Second, government consumption expenditures and gross investment declined by 2.7 percent.

Third, the change in private inventories was negative, after big positives in the previous two quarters. While part of private investment, inventory measures are temporary. They don’t reflect long-term investment, but instead, reflect changes in consumer demand, with inventories drawn down and replenished at various times. They are transitory.

If we tally up percentage point contributions to the change in GDP of -1.4 percent, it turns out that exports accounted for -0.68 points, government -0.48 points, and inventory changes -0.84 points. That tallies up to -2.0 percent, exceeding the -1.4 percent change for the first quarter.

A Look at Inventories

By the way, the large gains in inventories in the previous two quarters made large contributions to those GDP gains. That is, inventory changes contributed 5.32 percentage points to the 6.9 percent GDP gain in the fourth quarter of 2021, and 2.2 percentage points to the 2.3 percent increase in real GDP in the third quarter of 2021.
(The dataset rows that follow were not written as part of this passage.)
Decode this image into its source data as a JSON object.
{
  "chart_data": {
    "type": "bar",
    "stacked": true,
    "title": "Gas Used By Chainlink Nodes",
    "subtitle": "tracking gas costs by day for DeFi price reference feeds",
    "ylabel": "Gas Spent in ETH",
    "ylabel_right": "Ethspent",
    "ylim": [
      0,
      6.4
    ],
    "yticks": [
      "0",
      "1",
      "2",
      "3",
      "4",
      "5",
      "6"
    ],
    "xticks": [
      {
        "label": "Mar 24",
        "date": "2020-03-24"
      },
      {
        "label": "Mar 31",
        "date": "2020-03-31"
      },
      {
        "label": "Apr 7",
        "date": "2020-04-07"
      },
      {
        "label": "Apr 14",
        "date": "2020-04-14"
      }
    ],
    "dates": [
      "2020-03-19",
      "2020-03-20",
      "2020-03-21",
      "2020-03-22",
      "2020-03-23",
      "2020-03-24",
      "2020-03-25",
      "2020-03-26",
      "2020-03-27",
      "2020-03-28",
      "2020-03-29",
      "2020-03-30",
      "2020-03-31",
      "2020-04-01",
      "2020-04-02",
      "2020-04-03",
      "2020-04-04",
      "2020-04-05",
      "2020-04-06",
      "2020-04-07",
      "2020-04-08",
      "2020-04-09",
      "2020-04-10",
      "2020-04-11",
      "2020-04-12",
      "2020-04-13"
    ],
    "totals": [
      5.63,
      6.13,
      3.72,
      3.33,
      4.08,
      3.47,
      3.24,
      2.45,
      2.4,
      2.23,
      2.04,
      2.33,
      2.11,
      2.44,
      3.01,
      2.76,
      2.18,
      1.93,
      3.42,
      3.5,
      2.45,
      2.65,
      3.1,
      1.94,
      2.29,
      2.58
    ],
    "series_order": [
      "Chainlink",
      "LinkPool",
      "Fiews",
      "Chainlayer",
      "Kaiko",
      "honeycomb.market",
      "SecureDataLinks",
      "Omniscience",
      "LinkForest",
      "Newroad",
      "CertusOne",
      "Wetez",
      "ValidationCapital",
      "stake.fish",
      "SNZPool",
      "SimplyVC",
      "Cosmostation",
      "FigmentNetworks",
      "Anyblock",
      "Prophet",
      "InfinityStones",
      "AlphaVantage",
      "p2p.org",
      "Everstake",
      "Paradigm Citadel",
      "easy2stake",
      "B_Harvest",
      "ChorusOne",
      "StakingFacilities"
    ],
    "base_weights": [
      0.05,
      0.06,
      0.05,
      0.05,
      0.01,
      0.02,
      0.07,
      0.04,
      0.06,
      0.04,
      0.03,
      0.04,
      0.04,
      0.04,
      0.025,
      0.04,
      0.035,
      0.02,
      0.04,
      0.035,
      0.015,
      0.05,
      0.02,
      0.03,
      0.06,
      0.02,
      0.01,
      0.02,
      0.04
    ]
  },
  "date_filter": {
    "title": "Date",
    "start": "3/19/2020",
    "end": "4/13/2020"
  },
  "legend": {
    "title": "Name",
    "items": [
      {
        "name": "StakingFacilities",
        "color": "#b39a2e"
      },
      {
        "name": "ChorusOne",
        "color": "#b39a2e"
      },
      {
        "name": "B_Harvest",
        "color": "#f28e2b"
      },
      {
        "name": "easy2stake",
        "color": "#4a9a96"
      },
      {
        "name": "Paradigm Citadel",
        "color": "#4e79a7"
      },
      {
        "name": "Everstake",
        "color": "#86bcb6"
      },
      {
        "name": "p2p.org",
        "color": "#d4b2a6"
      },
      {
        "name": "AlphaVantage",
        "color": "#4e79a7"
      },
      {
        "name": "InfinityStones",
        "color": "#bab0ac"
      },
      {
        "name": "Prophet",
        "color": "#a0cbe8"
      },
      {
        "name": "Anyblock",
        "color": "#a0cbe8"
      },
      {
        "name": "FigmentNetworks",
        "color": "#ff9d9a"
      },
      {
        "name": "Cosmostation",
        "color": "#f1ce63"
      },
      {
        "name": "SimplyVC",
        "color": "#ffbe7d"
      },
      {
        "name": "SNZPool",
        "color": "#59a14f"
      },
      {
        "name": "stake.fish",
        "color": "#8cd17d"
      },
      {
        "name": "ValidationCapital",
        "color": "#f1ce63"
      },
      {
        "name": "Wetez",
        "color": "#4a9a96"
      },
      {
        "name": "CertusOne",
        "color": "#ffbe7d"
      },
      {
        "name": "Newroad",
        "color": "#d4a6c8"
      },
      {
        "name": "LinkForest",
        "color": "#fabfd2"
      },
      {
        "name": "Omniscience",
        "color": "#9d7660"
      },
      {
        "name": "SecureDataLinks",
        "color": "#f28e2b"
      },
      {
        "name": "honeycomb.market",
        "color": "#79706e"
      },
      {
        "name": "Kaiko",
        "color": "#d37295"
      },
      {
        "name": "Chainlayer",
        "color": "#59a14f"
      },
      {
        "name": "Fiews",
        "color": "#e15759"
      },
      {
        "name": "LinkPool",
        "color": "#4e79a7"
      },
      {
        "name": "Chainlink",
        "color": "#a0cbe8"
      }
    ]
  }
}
To put this in perspective, in the post-World War II era (since 1950), the average percentage point contribution to the GDP growth rate made by changes in real inventories has been 0.12 percentage points. So, inventories have been fluctuating wildly since early 2020, which is not a surprise given pandemic and supply chain problems.

Raging Inflation

Finally, this GDP report confirms that inflation continues to rage. The GDP price index ranks as a broad measure of prices, and based on this, inflation ran at 8.0 percent in the first quarter, following on 7.1 percent in the fourth quarter of 2021, 6.0 percent in the third quarter, 6.1 percent in second, and 4.3 percent in the first quarter of last year.


Now, after sorting through all of this, are there any clear takeaways? Yes.

First, the fact that private investment grew notably in the first quarter is a positive for growth going forward.

Second, trade – in particular, exports – continues to be a real problem for the U.S. economy.

Third, the U.S. economy shrank in the first quarter of 2022, and real GDP growth in the previous two quarters, considering inventory matters, might not have been as strong as the topline numbers indicated.

And with inflation running hot, all of this points to the U.S. being stuck in a stagflation quagmire. Add another consecutive quarter of negative growth, and that’s basically a recession.

Sound Policy Matters!

Federal elected officials can make a real, positive difference in this mess by turning away from the costly policy direction they’ve been heading in, and instead, implement a policy agenda that will aid in growing the economy and working against inflation, that is, substantive and permanent tax and regulatory relief, advancing free trade, restraining government spending, and a Fed focused on a sound dollar.

Raymond J. Keating is chief economist for the Small Business & Entrepreneurship Council.